Unfortunately, it is difficult to find works of art by the Japanese artist Shigeo Toya. I will never forget how I purchased the first of Toya’s paintings. He didn’t want to sell the painting, because it was the last of a series of just three paintings on wood. I was disappointed even if I could understand the reason. We went to a restaurant and Toya ordered a big bottle of sake. Only after we had eaten and emptied the whole bottle, he said: "You are a friend, I will sell you the painting." Marco Schuler and Friederike von Rauch, both German, belong to a younger generation. I started to collect their work some years ago. And the last artist I would like to mention is Andy Goldsworthy, we have works created from 1977 to 2000.
Do you have a personal relationship with the artists you collect?
It would be great to collect paintings by artists like Vincent van Gogh or Théodore Géricault. But, you see, I cannot have lunch with them. It is very important to me to get acquainted with the artists.
I want to learn about the circumstances of production, the thoughts and emotions that triggered the artwork. Happily, some of the contacts grew into lifelong friendships. Artists look at the world differently. They have the sensitivity to perceive the sore spots of our society, but also the preciousness of the world. Works of art are often a mirror of our time and provoke the viewer to see and think about it more profoundly. Discussing with my artist friends has always been enriching and widening my own perspective.

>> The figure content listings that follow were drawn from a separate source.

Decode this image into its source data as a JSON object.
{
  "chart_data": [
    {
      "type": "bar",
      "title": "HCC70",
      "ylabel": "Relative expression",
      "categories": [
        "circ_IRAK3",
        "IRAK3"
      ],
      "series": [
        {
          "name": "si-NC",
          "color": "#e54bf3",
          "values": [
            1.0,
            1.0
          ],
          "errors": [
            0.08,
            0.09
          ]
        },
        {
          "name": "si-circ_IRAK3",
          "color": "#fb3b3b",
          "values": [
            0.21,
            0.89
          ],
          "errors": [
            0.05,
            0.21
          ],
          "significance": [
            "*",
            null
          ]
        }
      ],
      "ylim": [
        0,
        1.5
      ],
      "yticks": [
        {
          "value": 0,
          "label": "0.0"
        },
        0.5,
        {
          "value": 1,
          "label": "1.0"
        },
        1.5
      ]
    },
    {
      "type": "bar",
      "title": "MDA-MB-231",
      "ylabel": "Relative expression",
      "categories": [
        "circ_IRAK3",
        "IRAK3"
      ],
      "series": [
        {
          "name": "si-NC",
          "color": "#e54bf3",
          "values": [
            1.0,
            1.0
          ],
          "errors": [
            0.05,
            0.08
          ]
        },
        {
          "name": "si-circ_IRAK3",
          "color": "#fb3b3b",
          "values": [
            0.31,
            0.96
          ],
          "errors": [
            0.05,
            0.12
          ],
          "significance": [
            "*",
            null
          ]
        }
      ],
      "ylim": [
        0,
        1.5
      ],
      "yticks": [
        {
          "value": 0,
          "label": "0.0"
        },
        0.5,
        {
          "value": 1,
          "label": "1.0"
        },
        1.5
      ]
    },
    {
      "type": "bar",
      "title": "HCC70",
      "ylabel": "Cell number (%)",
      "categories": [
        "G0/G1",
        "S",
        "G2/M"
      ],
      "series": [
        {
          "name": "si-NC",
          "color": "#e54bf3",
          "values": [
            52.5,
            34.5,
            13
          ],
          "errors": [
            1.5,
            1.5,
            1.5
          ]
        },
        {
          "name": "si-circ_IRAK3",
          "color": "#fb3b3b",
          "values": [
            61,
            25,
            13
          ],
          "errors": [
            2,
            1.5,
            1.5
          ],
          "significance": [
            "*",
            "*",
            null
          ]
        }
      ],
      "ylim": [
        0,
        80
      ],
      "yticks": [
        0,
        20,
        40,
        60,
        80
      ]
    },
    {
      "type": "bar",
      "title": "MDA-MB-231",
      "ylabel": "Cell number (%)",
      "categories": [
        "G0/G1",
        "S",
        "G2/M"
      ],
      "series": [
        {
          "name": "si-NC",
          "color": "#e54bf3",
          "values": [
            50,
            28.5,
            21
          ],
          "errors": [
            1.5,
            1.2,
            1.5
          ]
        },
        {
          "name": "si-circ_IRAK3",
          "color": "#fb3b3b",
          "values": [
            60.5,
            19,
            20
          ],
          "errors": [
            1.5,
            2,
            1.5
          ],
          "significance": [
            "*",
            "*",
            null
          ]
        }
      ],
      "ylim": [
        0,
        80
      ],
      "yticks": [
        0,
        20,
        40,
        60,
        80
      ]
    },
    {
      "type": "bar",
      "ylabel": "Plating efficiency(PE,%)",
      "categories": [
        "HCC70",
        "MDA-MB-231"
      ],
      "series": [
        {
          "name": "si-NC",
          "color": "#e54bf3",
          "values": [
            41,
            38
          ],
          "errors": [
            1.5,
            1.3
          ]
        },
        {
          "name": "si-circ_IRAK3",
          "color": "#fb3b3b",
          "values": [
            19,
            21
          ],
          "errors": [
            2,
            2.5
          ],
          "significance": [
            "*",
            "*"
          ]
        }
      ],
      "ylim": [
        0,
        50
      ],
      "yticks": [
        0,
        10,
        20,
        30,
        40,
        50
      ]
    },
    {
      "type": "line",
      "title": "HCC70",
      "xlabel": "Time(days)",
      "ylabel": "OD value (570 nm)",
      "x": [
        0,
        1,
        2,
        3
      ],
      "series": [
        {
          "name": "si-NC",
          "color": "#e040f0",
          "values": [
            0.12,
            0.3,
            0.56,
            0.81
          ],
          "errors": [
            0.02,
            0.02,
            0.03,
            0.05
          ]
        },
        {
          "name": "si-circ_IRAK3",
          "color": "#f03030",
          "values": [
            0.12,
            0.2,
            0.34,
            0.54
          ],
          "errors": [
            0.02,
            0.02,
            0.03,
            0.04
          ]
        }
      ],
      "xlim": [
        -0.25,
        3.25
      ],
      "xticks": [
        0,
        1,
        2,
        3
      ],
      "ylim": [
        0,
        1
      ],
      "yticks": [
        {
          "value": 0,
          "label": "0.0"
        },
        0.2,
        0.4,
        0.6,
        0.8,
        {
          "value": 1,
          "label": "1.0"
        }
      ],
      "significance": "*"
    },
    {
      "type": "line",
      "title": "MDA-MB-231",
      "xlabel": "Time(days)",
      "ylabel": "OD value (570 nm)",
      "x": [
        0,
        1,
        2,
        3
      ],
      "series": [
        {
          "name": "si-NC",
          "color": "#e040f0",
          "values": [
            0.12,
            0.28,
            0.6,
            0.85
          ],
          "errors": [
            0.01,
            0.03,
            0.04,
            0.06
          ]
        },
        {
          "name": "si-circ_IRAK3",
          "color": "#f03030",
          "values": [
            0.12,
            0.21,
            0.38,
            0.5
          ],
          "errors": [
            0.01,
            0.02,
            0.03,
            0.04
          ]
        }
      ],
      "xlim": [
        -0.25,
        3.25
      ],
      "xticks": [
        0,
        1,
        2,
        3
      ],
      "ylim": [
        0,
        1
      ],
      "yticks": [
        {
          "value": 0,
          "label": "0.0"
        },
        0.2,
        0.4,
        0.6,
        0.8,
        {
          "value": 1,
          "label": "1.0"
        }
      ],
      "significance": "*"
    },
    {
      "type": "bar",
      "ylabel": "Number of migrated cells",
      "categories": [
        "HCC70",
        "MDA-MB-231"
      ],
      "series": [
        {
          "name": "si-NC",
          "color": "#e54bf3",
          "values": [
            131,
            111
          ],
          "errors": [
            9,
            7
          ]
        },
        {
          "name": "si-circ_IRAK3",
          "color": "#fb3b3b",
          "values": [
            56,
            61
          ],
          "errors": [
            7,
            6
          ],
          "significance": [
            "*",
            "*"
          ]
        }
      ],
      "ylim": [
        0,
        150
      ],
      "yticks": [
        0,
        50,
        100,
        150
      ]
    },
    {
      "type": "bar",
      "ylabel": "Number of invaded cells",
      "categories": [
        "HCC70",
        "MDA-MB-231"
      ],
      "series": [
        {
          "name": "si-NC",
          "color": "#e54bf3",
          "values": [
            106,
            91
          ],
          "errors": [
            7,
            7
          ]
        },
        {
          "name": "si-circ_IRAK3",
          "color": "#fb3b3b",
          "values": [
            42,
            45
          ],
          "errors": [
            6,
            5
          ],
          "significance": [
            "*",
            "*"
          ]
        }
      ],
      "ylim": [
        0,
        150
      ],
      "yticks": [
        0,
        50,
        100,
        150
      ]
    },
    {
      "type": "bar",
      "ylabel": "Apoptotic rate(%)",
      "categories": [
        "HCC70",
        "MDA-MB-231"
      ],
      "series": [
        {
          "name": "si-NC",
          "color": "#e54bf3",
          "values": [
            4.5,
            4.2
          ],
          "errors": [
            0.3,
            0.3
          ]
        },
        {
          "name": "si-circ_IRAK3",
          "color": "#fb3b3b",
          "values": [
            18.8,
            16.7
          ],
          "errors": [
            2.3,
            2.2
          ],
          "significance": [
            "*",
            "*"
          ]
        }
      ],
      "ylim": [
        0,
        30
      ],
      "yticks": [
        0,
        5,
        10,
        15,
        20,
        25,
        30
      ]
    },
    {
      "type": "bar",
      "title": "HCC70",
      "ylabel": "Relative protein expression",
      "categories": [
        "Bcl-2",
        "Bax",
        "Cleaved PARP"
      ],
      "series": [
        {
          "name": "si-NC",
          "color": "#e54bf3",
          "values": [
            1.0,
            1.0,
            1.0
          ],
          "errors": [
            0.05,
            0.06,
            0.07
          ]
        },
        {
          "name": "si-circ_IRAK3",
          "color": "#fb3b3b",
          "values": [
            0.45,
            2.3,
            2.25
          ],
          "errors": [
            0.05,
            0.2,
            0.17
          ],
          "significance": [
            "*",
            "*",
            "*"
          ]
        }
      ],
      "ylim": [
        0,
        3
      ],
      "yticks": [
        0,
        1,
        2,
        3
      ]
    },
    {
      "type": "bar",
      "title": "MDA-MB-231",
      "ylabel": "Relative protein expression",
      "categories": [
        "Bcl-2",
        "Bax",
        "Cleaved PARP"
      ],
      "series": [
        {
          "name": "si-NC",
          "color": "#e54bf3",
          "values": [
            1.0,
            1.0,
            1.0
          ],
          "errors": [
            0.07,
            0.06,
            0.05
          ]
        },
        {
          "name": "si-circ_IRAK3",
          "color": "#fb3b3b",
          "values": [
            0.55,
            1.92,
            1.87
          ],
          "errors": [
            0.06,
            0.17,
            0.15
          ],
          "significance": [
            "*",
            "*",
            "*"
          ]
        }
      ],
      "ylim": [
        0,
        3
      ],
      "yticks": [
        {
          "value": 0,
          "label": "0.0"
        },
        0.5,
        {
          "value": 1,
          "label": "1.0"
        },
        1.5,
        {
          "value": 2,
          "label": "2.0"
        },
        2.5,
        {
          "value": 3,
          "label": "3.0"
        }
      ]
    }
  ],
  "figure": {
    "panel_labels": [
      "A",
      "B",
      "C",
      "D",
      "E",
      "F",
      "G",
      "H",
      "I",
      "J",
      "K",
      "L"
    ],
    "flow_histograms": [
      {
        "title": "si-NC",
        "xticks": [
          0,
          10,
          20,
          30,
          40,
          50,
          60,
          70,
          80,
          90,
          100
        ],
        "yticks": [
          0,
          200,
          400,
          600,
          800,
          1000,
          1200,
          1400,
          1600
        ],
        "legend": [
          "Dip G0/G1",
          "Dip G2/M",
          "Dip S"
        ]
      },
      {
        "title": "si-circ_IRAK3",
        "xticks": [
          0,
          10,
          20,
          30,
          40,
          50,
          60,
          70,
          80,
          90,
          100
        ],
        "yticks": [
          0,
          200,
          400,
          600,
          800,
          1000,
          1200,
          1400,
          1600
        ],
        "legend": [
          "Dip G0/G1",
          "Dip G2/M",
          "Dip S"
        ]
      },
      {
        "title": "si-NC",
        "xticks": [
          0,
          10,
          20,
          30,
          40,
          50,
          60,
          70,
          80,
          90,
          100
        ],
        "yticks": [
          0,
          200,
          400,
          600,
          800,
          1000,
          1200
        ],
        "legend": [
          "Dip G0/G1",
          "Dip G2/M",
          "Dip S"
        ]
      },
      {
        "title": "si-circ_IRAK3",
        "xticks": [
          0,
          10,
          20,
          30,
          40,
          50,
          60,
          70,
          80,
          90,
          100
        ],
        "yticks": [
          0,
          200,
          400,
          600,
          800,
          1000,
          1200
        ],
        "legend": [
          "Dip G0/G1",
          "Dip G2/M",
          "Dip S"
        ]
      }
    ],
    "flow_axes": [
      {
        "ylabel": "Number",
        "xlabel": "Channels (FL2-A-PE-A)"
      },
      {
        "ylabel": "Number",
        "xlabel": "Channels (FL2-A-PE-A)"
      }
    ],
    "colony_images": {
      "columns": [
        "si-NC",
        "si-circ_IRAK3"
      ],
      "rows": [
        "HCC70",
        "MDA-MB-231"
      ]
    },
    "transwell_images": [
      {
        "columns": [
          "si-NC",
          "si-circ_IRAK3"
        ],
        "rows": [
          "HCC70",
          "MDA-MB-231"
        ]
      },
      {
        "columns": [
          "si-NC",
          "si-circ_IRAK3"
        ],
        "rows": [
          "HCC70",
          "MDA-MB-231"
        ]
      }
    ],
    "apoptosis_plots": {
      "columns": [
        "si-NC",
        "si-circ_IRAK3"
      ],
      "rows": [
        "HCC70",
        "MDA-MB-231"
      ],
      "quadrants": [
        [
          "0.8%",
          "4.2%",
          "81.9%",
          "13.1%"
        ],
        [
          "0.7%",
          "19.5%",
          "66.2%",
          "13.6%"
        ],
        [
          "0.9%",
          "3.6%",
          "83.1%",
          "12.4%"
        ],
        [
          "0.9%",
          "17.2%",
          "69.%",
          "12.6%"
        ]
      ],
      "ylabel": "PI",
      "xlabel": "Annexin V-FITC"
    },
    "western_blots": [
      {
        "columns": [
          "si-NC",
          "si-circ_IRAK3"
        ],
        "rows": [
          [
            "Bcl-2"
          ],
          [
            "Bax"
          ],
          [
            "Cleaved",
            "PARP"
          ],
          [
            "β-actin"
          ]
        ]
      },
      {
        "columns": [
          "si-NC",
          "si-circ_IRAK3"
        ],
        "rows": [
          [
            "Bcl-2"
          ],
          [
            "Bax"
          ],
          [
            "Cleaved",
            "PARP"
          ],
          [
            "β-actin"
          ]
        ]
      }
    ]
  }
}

Why did you decide to make your collection publicly accessible?
I truly believe contemporary art should be made available to the widest possible audience, and that collectors have a responsibility to make their collections accessible to the public to the best of their ability.
We are running three museums, all of them connected to one of the Hess Family’s wineries: In 1989, we inaugurated the Hess Art Museum at The Hess Collection Winery in Napa (USA), in 2006 the one at the Glen Carlou Winery in Paarl (South Africa), and in 2009 the James Turrell Museum in Colomé (Argentina). The entry is for free, so everybody is able to visit the museums.
Which publicly accessible private collection would you recommend visiting?
The museum that comes to my mind is the Phillips Collection, Washington, DC. I recently visited it and was impressed by the grandeur of the collection. In Switzerland, I would highly recommend the Fondation Beyeler with its outstanding exhibition program.